The only American film to have its world premiere at Sheffield DocFest’s International Competition, it has, among others, Geeta Gandbhir as the executive producer. She is an Emmy and Peabody award-winning filmmaker of Indian descent, whose latest film, The Perfect Neighbourwon the Directing Award in the US Documentary section of the Sundance Film Festival earlier this January. The migrant experience is central to Karla’s film but she frames it within the context of a family saga, more so a father-daughter dialogue of sorts. Taking us back and forth in time, she strings together home video footage—of thanksgiving dinners and trips and travels—with her recorded phone calls with Shantha and his many reminisces of India to map out his journey in life, all the way from India to America, from the poverty in Chennai to the hardships of Texas. How he ran away from home, travelling all over India in search of work, sleeping on the streets and how a chance encounter with a couple from Houston, Texas, paved the way for his passage to America.

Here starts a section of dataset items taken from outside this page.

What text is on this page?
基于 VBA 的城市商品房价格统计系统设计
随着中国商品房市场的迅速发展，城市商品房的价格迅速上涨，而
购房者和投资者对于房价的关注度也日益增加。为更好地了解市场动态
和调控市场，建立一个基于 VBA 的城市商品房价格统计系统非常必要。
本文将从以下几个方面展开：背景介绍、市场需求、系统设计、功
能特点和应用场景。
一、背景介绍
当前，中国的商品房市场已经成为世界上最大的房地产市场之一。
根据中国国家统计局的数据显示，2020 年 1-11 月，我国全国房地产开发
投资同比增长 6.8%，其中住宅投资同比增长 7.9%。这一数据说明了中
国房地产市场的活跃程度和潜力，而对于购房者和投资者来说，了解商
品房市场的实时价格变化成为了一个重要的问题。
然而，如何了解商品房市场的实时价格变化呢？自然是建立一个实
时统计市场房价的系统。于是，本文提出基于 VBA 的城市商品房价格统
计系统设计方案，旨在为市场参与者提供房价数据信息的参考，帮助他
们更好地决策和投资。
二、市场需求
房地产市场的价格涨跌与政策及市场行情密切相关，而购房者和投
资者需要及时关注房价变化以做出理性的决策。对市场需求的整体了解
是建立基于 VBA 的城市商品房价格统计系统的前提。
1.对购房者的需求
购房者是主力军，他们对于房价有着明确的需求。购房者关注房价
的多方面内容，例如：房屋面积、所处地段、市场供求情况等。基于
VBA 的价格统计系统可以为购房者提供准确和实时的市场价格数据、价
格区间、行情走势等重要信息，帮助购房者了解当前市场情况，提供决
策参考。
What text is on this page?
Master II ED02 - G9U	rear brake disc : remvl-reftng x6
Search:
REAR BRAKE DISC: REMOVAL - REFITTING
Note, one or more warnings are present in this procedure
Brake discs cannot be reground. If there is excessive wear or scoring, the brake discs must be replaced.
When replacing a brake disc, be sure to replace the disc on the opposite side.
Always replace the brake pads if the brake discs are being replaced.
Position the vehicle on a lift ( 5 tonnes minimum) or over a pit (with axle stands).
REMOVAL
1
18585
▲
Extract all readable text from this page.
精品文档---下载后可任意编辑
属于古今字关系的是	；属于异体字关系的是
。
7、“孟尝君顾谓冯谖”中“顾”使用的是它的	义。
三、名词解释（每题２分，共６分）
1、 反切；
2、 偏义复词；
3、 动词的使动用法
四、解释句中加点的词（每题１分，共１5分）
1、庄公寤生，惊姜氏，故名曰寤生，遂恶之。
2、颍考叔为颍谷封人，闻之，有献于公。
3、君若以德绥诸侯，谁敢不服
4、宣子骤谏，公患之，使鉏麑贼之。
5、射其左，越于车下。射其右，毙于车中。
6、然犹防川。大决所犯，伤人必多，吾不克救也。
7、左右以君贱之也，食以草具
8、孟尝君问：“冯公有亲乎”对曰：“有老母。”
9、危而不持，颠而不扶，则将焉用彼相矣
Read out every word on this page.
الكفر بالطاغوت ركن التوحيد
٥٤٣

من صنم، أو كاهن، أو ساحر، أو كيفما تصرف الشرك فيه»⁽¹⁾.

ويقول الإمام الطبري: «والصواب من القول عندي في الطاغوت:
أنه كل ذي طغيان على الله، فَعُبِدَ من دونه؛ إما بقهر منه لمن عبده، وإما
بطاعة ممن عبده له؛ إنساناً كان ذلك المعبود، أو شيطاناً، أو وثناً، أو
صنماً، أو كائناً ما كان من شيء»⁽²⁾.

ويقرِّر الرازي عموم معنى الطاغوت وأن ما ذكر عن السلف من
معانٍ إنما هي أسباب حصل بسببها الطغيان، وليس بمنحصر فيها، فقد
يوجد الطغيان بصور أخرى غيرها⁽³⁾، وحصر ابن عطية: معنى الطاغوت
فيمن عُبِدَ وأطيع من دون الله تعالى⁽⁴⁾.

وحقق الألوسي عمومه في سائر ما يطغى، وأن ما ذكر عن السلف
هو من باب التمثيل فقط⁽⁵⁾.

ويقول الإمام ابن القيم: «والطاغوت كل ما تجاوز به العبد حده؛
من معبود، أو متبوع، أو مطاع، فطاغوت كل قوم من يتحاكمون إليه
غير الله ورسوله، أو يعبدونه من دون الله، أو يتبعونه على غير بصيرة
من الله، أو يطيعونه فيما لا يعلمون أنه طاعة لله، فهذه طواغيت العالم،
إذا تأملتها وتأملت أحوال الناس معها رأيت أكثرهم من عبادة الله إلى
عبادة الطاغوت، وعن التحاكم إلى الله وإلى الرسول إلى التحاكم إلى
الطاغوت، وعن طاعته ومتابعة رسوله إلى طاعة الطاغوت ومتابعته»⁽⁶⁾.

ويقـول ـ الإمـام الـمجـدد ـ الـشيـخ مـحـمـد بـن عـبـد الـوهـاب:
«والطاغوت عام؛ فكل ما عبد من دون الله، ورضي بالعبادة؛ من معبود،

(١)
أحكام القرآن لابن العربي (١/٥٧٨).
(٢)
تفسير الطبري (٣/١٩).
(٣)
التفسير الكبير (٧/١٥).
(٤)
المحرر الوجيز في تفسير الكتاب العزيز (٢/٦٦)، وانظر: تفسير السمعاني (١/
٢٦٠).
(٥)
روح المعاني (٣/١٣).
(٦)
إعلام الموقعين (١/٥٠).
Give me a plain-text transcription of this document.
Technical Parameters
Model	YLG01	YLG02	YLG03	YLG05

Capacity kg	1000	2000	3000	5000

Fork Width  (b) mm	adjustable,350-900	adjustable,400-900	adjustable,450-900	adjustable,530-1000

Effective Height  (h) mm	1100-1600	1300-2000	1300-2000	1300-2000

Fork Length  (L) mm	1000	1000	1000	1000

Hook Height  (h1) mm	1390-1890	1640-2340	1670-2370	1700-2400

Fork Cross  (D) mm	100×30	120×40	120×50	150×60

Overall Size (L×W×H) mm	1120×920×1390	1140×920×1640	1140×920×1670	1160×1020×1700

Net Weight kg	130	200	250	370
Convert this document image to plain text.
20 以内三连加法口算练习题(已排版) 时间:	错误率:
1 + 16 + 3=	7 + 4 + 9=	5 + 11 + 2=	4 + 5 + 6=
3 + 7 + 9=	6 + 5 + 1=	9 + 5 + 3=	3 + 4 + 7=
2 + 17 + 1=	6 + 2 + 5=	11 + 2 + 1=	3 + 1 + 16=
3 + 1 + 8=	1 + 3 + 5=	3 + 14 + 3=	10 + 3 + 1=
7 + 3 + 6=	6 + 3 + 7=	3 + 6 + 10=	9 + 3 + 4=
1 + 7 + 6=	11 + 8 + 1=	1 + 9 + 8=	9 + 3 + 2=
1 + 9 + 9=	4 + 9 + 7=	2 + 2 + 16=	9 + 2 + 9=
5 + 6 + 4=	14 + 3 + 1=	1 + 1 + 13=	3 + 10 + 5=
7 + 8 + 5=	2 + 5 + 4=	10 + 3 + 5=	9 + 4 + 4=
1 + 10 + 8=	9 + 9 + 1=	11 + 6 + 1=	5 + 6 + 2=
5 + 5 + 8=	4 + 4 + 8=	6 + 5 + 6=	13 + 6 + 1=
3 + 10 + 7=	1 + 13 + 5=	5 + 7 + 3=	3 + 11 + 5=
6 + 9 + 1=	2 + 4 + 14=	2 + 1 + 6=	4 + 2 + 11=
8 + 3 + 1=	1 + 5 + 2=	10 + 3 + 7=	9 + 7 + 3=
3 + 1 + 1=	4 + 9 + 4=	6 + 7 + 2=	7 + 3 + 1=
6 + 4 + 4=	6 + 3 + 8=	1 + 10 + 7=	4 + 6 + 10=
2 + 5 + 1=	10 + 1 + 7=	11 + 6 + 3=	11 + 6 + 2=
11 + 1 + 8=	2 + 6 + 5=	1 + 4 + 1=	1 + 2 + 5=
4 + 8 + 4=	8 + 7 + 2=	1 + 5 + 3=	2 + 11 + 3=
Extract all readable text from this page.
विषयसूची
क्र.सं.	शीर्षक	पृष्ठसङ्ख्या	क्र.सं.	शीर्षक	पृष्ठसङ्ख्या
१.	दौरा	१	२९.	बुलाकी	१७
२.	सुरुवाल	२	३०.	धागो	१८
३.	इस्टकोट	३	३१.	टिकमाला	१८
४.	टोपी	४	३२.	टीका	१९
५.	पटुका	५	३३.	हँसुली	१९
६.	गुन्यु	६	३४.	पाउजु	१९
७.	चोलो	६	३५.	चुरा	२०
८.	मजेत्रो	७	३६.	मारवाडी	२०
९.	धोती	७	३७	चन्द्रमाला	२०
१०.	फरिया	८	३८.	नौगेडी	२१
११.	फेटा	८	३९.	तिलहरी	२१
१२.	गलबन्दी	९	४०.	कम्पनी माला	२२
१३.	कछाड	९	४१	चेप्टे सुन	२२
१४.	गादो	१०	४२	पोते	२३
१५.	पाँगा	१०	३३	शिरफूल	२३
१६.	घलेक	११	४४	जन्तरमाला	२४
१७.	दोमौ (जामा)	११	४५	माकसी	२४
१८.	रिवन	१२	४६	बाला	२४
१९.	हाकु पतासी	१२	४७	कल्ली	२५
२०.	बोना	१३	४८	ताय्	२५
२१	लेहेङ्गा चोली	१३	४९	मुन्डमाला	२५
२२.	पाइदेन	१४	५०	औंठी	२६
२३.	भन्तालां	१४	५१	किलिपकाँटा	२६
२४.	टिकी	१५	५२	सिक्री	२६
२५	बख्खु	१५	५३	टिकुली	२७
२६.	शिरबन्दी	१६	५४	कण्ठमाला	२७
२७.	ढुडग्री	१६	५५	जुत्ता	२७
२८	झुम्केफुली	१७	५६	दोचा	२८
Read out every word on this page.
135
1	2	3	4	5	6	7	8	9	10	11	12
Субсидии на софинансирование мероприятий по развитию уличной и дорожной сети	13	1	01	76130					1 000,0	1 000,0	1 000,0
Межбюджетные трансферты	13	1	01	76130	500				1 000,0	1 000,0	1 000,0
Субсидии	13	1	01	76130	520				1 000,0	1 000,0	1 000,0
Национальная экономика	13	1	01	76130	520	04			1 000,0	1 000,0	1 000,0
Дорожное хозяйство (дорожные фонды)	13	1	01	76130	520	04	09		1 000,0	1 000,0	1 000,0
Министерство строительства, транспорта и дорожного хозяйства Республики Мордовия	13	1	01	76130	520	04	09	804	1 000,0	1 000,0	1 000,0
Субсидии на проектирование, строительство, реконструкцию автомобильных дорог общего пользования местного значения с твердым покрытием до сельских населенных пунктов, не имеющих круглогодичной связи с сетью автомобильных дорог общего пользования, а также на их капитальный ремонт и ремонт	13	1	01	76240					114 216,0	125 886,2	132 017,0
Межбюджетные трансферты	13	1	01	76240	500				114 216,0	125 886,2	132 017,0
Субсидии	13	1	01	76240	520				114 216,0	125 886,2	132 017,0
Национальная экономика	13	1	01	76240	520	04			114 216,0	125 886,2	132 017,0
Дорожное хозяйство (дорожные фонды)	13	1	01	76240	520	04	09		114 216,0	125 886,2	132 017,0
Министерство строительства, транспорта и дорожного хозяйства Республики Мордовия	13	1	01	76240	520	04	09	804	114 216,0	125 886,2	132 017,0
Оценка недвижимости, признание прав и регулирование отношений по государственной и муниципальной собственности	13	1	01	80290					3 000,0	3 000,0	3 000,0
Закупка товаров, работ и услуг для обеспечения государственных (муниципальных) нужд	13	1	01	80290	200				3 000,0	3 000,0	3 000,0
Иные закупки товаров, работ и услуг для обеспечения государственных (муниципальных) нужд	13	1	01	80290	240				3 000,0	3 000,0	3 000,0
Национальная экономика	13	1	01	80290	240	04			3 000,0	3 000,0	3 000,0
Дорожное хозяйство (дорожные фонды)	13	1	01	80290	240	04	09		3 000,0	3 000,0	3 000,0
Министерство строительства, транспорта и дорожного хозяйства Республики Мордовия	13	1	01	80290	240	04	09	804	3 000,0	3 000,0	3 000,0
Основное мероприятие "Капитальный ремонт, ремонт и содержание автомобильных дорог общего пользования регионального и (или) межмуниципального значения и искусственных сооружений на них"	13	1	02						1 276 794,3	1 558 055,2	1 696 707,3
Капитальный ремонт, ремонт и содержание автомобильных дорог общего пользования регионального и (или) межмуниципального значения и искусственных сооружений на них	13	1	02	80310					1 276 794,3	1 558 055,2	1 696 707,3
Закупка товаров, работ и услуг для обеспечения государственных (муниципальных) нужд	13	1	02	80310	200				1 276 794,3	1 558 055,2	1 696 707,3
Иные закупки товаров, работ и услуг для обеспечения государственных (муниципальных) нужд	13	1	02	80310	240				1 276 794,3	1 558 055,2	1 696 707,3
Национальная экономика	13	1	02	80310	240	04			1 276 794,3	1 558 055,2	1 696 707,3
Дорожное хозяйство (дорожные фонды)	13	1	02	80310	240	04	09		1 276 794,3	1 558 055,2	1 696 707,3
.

Parallel to it runs Karla’s own story as a daughter of an Indian father and Filipino mother, who also left home at 18 to head to New York to take her own shot at life. As she herself puts it, moving away from home has been in her DNA. Married and raising two all-American boys of her own—who are the same age as her father when he ran away from home—she has her own battles about being and belonging to contend with. Where is she from and where is she going? Like father, like daughter. Shantha is at the core of the film and so is his relationship with Karla, at times to the exclusion of the rest. One would have liked to see more of his two Filipino wives and the other children as well as Karla’s own husband and kids but they seem to remain in the background, in a haze. Karla refers to her Indo-Filipino family, as big and complicated, but the complexities don’t get elaborated on. Only an odd line sticks out: “Family stories aren’t fairytales”. Purely as a documentary about family, it may not have the layers of Sarah Polley’s Stories We Tell but it makes up for it with its straightforward honesty and emotional acuity. It is, after all, about a daughter trying to understand her father who wasn’t quite a winner in life. If there is one consistent note in Shantha’s life, it is troubles and struggles; trying to work on several fronts—from jewellery store to gas station to restaurant to travel agency—without much success. Like countless migrants he is a quintessential survivor, carrying on with positivity despite the overarching strife. The underlying ethnic violence is implicit in Karla’s concern for Shantha working the nights at a gas station, where migrants have had a history of being easy targets and scapegoats. Her dad’s life has been about running and running. Where did it lead him? It’s the question topmost in her mind, now that he is no more.

Karla’s is a compassionate, caring and intimate look back at him, in which Shantha comes across as an extremely affectionate, warm, understanding and loving father. An admirable man that few in the wide world would have known but for his daughter’s film on him.